Da quegli anni difficili nacque una vocazione profonda per la scrittura come atto politico. Le sue opere riflettono il tormentato passaggio del Kenya dalla dominazione coloniale a una fragile democrazia, sottolineando il peso delle contraddizioni e dei traumi non risolti.
Dalla censura all’esilio, una voce mai piegata
Durante gli anni del regime repressivo di Daniel Arap Moi, Ngugi visse sulla propria pelle la censura, il carcere e infine l’esilio. I suoi lavori, considerati sovversivi dal governo, lo portarono all’arresto nel 1977 dopo la messa in scena di una pièce teatrale in lingua kikuyu, parlata dalla popolazione rurale. Da quel momento, la sua produzione letteraria si svolse prevalentemente all’estero, mantenendo però un legame costante con il Kenya e la sua gente.

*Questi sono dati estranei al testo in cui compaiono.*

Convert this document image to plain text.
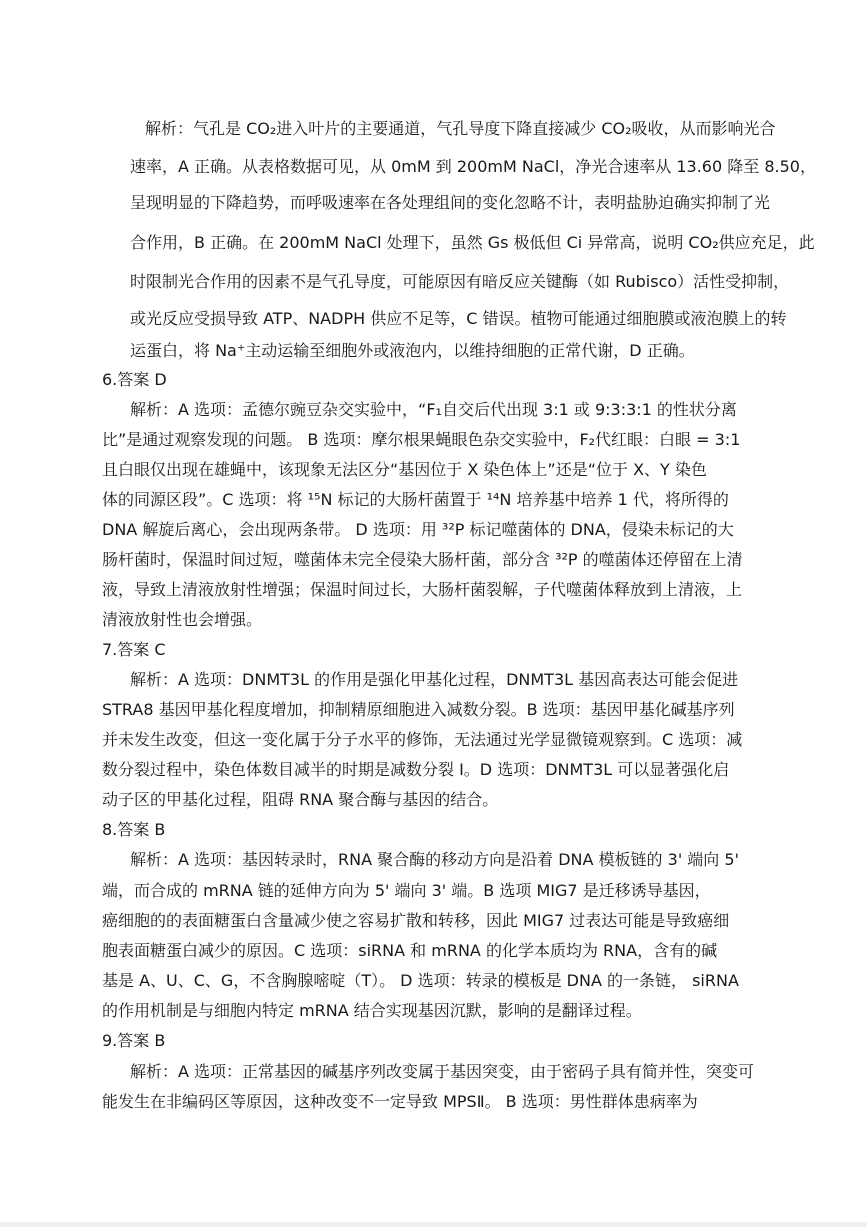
解析：气孔是 CO₂进入叶片的主要通道，气孔导度下降直接减少 CO₂吸收，从而影响光合
速率，A 正确。从表格数据可见，从 0mM 到 200mM NaCl，净光合速率从 13.60 降至 8.50，
呈现明显的下降趋势，而呼吸速率在各处理组间的变化忽略不计，表明盐胁迫确实抑制了光
合作用，B 正确。在 200mM NaCl 处理下，虽然 Gs 极低但 Ci 异常高，说明 CO₂供应充足，此
时限制光合作用的因素不是气孔导度，可能原因有暗反应关键酶（如 Rubisco）活性受抑制，
或光反应受损导致 ATP、NADPH 供应不足等，C 错误。植物可能通过细胞膜或液泡膜上的转
运蛋白，将 Na⁺主动运输至细胞外或液泡内，以维持细胞的正常代谢，D 正确。
6.答案 D
解析：A 选项：孟德尔豌豆杂交实验中，“F₁自交后代出现 3:1 或 9:3:3:1 的性状分离
比”是通过观察发现的问题。 B 选项：摩尔根果蝇眼色杂交实验中，F₂代红眼：白眼 = 3:1
且白眼仅出现在雄蝇中，该现象无法区分“基因位于 X 染色体上”还是“位于 X、Y 染色
体的同源区段”。C 选项：将 ¹⁵N 标记的大肠杆菌置于 ¹⁴N 培养基中培养 1 代，将所得的
DNA 解旋后离心，会出现两条带。 D 选项：用 ³²P 标记噬菌体的 DNA，侵染未标记的大
肠杆菌时，保温时间过短，噬菌体未完全侵染大肠杆菌，部分含 ³²P 的噬菌体还停留在上清
液，导致上清液放射性增强；保温时间过长，大肠杆菌裂解，子代噬菌体释放到上清液，上
清液放射性也会增强。
7.答案 C
解析：A 选项：DNMT3L 的作用是强化甲基化过程，DNMT3L 基因高表达可能会促进
STRA8 基因甲基化程度增加，抑制精原细胞进入减数分裂。B 选项：基因甲基化碱基序列
并未发生改变，但这一变化属于分子水平的修饰，无法通过光学显微镜观察到。C 选项：减
数分裂过程中，染色体数目减半的时期是减数分裂 Ⅰ。D 选项：DNMT3L 可以显著强化启
动子区的甲基化过程，阻碍 RNA 聚合酶与基因的结合。
8.答案 B
解析：A 选项：基因转录时，RNA 聚合酶的移动方向是沿着 DNA 模板链的 3' 端向 5'
端，而合成的 mRNA 链的延伸方向为 5' 端向 3' 端。B 选项 MIG7 是迁移诱导基因，
癌细胞的的表面糖蛋白含量减少使之容易扩散和转移，因此 MIG7 过表达可能是导致癌细
胞表面糖蛋白减少的原因。C 选项：siRNA 和 mRNA 的化学本质均为 RNA，含有的碱
基是 A、U、C、G，不含胸腺嘧啶（T）。 D 选项：转录的模板是 DNA 的一条链， siRNA
的作用机制是与细胞内特定 mRNA 结合实现基因沉默，影响的是翻译过程。
9.答案 B
解析：A 选项：正常基因的碱基序列改变属于基因突变，由于密码子具有简并性，突变可
能发生在非编码区等原因，这种改变不一定导致 MPSⅡ。 B 选项：男性群体患病率为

Stabilitosi negli Stati Uniti, Ngugi divenne una figura di riferimento nel panorama intellettuale internazionale, grazie alla sua capacità di coniugare analisi politica e narrazione letteraria in una lingua incisiva e colma di tensione morale.

L’eredità letteraria: romanzi, teatro e saggi
Il corpus delle opere di Ngugi wa Thiong’o è vasto e multiforme. Romanzi come “Un chicco di grano” (1977), “Petali di sangue” (1979) e “Il Mago dei corvi” (2019) rappresentano autentici capisaldi della letteratura africana contemporanea, capaci di raccontare in profondità i conflitti storici e sociali del continente.
Attraverso i suoi scritti, Ngugi ha sempre cercato di decostruire le narrazioni imposte dalla cultura coloniale, adottando fin dagli anni Settanta una posizione radicale: scrivere nella lingua madre kikuyu, scelta che ha suscitato dibattiti ma che per lui rappresentava un atto di liberazione intellettuale.
Tra i suoi titoli più noti anche “Se ne andranno le nuvole devastatrici”, esempio perfetto del suo stile critico, eclettico e profondamente umano. Le sue opere hanno ispirato generazioni di scrittori africani, insieme a figure come Chinua Achebe e Wole Soyinka, quest’ultimo Premio Nobel per la Letteratura nel 1986.
Riconoscimenti internazionali e la corsa al Nobel
Pur non avendo mai ricevuto il Premio Nobel per la letteratura, Ngugi è stato per anni considerato uno dei favoriti assoluti. Quando nel 2010 il riconoscimento fu assegnato al peruviano Mario Vargas Llosa, lo scrittore keniota commentò con ironia: «Sono stato io a consolare i fotografi delusi che mi aspettavano davanti casa».
Nel 2001 gli fu conferito il Premio internazionale Nonino, e nel corso della sua carriera fu nominato membro onorario dell’American academy of arts and letters, segno del riconoscimento globale per il suo contributo al pensiero critico e alla cultura.
Un’eredità che resta viva
Con la scomparsa di Ngugi wa Thiong’o, l’Africa e il mondo intero perdono un gigante della parola e un difensore della libertà. La sua opera continuerà a vivere come testimonianza di una battaglia intellettuale mai doma, capace di attraversare le epoche senza perdere forza o lucidità.
Nel solco da lui tracciato, resta aperta la sfida di una letteratura africana decolonizzata, capace di parlare al mondo con la propria voce, in tutte le sue lingue, le sue ferite, i suoi sogni.